Keduanya telah divonis bersalah oleh Pengadilan Tindak Pidana Korupsi (Tipikor) pada Pengadilan Negeri Medan. Namun, putusan tersebut belum berkekuatan hukum tetap karena masih dalam proses banding.

Dalam sidang pembacaan putusan pada 25 Juni 2026, Ketua Majelis Hakim Khamozaro Waruwu secara khusus menyoroti adanya dugaan pengiriman uang komitmen (commitment fee) kepada Akbar Himawan Buchari.

Majelis hakim menyebut dugaan penerimaan uang itu dapat menjadi pintu masuk bagi aparat penegak hukum untuk mengembangkan penyelidikan terkait pihak-pihak yang diduga menerima aliran dana dari proyek tersebut.

Hakim menyatakan terdapat indikasi pengiriman uang komitmen fee kepada Akbar Himawan Buchari yang sebelumnya disebut ingin terlibat dalam proyek pembangunan jalur kereta api tersebut. Nilai uang yang disebut dalam persidangan mencapai Rp3,5 miliar.

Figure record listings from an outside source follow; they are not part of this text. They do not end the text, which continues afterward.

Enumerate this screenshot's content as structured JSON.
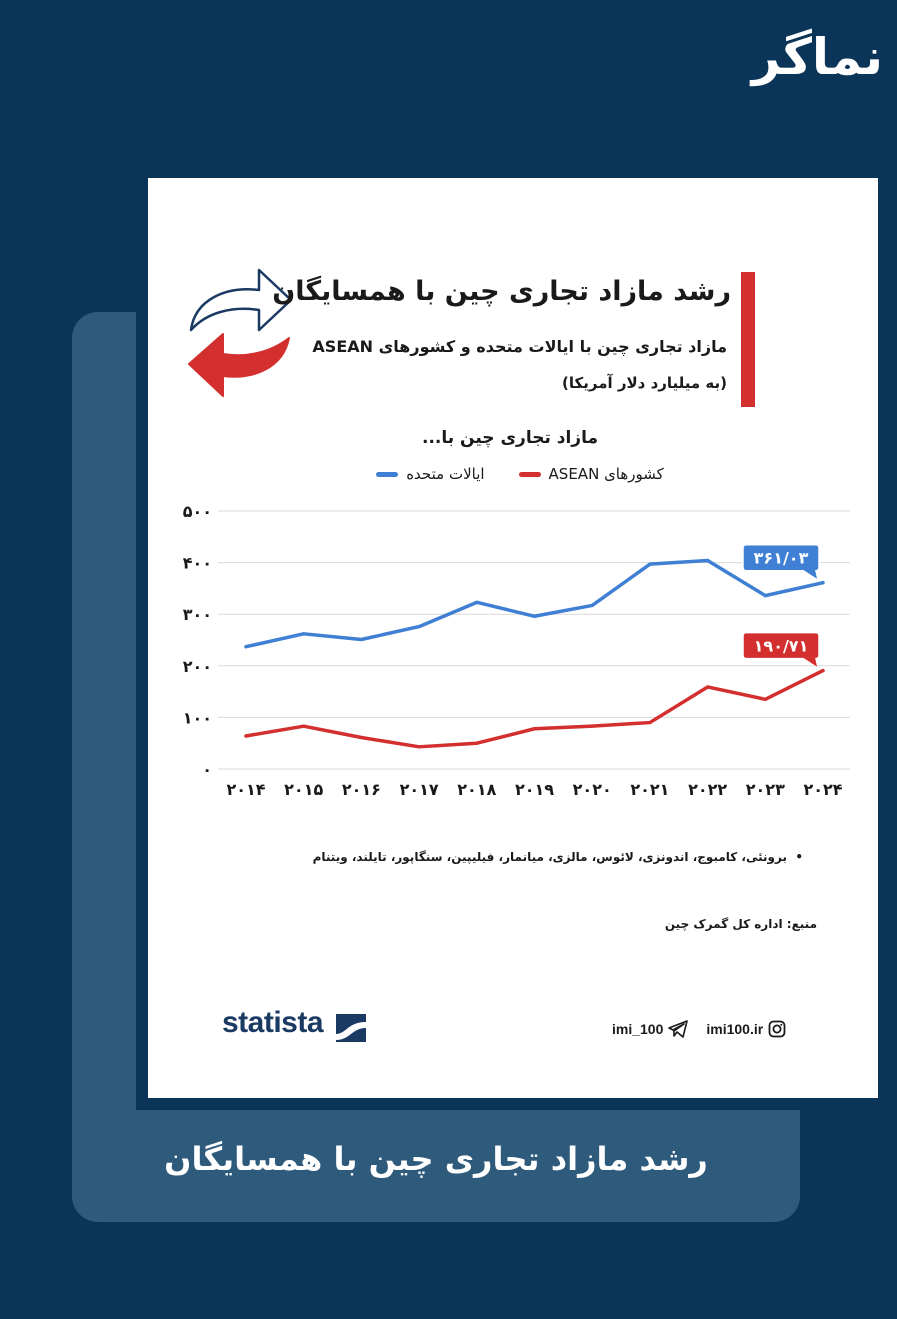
{
  "brand": {
    "logo_text": "نماگر"
  },
  "header": {
    "title": "رشد مازاد تجاری چین با همسایگان",
    "subtitle": "مازاد تجاری چین با ایالات متحده و کشورهای ASEAN",
    "unit": "(به میلیارد دلار آمریکا)"
  },
  "chart_data": {
    "type": "line",
    "title": "مازاد تجاری چین با...",
    "x": [
      "۲۰۱۴",
      "۲۰۱۵",
      "۲۰۱۶",
      "۲۰۱۷",
      "۲۰۱۸",
      "۲۰۱۹",
      "۲۰۲۰",
      "۲۰۲۱",
      "۲۰۲۲",
      "۲۰۲۳",
      "۲۰۲۴"
    ],
    "yticks": [
      "۰",
      "۱۰۰",
      "۲۰۰",
      "۳۰۰",
      "۴۰۰",
      "۵۰۰"
    ],
    "ylim": [
      0,
      500
    ],
    "grid": true,
    "legend": "top",
    "series": [
      {
        "name": "ایالات متحده",
        "color": "#3f7fd4",
        "values": [
          237,
          262,
          251,
          276,
          323,
          296,
          317,
          397,
          404,
          336,
          361.03
        ],
        "end_label": "۳۶۱/۰۳"
      },
      {
        "name": "کشورهای ASEAN",
        "color": "#d32f2f",
        "values": [
          64,
          83,
          61,
          43,
          50,
          78,
          83,
          90,
          159,
          135,
          190.71
        ],
        "end_label": "۱۹۰/۷۱"
      }
    ]
  },
  "footer": {
    "note": "برونئی، کامبوج، اندونزی، لائوس، مالزی، میانمار، فیلیپین، سنگاپور، تایلند، ویتنام",
    "source": "منبع: اداره کل گمرک چین",
    "statista": "statista",
    "instagram": "imi100.ir",
    "telegram": "imi_100"
  },
  "caption": "رشد مازاد تجاری چین با همسایگان",
  "colors": {
    "background": "#0b3558",
    "panel": "#2e5a7c",
    "accent_red": "#d32f2f",
    "accent_blue": "#3f7fd4"
  }
}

KPK Masih Kaji Fakta Persidangan

Meski dugaan aliran dana telah muncul dalam fakta persidangan, KPK menegaskan proses hukum masih berada pada tahap pengkajian. Lembaga antirasuah akan menelaah seluruh bukti dan keterangan yang terungkap di persidangan sebelum memutuskan apakah temuan tersebut akan ditindaklanjuti ke tahap penyidikan lebih lanjut.

Pengembangan perkara ini menjadi sorotan karena berpotensi membuka keterlibatan pihak lain di luar terdakwa yang telah divonis dalam kasus korupsi proyek jalur kereta api DJKA Wilayah Medan. Apabila ditemukan bukti yang cukup, KPK tidak menutup kemungkinan memperluas penyidikan untuk mengungkap dugaan aliran dana dan pihak-pihak yang menikmati hasil tindak pidana korupsi tersebut.